The physically closer Katz gets to his subjects, the better the work, no matter whether the person he’s painting develops into a portrait, like Ada (1990) or Peter (1995), or into something less traditional like Green Shoes (1987). All we see in Green Shoes are a woman’s legs (below the knees) and her footwear; yet the painting insinuates a tension between the woman’s public and private selves. The legs themselves lie sun-drenched and horizontal, their leisurely crossed ankles and apparent nakedness (no stocking seam or pantyhose net in sight) suggesting that she’s basking by a pool. The shoes are another matter: with their shop-window perfection and sensible heels, they register as both new and purposeful — these are pumps meant for office or church, not a backyard barbecue. You start to wonder whether those crossed ankles don’t have more to do with decorum than with leisure — the woman is not wearing slacks, so the skirt or dress she (presumably) has on has dictated the position of her outstretched legs. What initially registers as supine nonchalance gradually gives way to a sense of someone very much aware she’s on view. The casualness is all an act.

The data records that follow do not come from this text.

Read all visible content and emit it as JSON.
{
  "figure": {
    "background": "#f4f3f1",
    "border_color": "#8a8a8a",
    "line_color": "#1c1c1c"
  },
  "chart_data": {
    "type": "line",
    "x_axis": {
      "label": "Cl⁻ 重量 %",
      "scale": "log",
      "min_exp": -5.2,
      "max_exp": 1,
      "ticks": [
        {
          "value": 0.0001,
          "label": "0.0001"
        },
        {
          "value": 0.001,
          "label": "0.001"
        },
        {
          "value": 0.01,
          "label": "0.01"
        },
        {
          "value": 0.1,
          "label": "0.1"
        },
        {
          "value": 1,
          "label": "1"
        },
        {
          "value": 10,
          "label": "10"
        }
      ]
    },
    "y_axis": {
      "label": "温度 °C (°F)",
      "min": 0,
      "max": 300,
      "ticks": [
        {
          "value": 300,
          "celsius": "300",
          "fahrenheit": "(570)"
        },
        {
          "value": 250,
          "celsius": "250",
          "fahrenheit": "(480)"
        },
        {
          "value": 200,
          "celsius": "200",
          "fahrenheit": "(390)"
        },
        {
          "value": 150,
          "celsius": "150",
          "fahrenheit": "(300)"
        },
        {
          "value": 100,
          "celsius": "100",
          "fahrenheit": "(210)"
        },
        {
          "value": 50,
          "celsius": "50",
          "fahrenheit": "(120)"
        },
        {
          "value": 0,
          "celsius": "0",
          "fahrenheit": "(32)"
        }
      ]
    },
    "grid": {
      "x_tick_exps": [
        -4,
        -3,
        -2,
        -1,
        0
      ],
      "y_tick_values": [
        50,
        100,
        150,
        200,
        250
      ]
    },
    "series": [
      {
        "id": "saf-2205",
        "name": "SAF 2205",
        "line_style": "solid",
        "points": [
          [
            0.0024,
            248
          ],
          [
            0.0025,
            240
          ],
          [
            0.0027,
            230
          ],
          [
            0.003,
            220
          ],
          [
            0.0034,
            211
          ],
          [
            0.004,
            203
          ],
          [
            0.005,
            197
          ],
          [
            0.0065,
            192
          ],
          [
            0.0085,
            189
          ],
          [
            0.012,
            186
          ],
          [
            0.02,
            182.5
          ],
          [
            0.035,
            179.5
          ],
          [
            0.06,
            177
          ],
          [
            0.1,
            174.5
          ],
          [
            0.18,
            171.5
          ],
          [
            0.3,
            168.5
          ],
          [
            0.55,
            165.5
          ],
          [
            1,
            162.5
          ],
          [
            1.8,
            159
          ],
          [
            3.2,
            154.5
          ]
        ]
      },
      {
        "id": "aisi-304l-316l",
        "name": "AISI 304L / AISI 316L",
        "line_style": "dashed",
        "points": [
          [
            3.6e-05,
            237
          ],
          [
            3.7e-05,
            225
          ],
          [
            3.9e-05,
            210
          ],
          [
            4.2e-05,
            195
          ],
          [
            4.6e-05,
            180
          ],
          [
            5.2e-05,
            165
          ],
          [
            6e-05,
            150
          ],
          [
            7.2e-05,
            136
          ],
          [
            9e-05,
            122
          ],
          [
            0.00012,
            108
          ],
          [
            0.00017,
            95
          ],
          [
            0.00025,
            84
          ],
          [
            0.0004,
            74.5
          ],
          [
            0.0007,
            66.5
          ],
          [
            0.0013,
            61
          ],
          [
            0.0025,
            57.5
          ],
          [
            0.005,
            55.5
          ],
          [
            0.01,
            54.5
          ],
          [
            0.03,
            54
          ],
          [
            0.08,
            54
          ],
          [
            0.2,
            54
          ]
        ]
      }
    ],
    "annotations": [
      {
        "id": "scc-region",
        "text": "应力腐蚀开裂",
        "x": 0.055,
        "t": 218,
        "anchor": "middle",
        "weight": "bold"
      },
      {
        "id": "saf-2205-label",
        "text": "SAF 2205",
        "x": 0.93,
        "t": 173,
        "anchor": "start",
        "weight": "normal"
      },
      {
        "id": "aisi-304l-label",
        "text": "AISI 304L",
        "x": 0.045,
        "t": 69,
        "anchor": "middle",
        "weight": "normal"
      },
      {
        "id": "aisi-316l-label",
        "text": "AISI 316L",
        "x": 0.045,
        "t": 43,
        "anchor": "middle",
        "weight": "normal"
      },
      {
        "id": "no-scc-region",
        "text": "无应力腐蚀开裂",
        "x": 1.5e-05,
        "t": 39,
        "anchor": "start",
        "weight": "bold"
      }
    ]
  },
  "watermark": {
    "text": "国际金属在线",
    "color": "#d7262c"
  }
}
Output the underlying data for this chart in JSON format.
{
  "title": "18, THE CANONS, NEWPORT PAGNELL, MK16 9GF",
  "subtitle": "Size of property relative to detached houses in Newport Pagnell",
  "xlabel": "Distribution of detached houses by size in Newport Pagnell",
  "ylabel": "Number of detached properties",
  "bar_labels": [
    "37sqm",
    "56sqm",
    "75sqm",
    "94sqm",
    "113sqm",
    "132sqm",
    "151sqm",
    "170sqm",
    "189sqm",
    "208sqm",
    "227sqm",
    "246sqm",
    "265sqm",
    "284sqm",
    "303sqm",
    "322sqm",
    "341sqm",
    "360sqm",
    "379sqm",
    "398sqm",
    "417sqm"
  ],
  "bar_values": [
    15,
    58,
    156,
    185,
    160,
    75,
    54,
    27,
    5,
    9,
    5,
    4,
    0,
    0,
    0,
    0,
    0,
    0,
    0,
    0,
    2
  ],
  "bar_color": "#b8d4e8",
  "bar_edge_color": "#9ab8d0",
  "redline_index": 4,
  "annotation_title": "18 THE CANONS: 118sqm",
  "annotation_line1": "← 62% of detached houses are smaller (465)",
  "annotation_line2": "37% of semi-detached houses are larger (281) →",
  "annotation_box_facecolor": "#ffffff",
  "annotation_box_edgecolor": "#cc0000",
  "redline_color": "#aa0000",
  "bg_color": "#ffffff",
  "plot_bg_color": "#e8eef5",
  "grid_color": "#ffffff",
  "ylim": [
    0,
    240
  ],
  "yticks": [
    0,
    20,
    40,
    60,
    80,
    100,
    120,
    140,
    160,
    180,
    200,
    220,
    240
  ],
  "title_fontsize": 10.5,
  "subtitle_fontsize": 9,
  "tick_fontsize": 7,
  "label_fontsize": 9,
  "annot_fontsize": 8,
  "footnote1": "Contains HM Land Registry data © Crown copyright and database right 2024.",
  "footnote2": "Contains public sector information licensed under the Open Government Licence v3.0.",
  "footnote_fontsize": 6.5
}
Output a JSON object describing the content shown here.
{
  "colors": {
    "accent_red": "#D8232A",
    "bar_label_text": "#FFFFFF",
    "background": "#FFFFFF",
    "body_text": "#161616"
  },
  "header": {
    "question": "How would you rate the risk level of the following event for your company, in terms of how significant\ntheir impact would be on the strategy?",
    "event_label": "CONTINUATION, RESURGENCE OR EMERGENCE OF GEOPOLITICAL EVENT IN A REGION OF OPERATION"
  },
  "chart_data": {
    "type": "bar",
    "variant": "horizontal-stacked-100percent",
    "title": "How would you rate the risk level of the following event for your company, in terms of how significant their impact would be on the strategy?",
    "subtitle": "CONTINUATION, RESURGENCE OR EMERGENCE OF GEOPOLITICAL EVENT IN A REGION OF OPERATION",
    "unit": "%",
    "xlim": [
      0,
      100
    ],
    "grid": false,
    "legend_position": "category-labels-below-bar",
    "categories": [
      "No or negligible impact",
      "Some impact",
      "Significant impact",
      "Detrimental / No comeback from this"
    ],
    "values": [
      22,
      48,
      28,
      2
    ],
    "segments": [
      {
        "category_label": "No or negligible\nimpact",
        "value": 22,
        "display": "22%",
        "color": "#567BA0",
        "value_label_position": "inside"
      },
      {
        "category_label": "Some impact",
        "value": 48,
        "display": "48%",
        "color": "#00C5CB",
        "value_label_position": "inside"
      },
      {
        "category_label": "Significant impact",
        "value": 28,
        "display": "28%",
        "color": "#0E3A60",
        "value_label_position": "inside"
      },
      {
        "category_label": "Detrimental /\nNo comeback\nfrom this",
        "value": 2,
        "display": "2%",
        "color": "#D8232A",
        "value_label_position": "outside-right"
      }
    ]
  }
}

The opposite seems true of “Love and Loss,” in which the formality seems all an act. By slow degrees, the minuscule paintings of the heads and shoulders of handsome men and beautiful women in the elaborate, stiff garments of their class and era stop looking like shrunken commemorative dishes from an Enlightenment tourist shop. Instead, the rich, personal history of each portrait’s subject and the stories surrounding each painting’s commission transform the exhibit from historical exercise to something like a family album. In this case, the family happens to be all America, which is why the juxtaposition of Alex Katz’s “Small Paintings” with “Love and Loss” proves inspired. In entirely different ways, but from a similar spiritual source, Alex Katz paints all of America as well.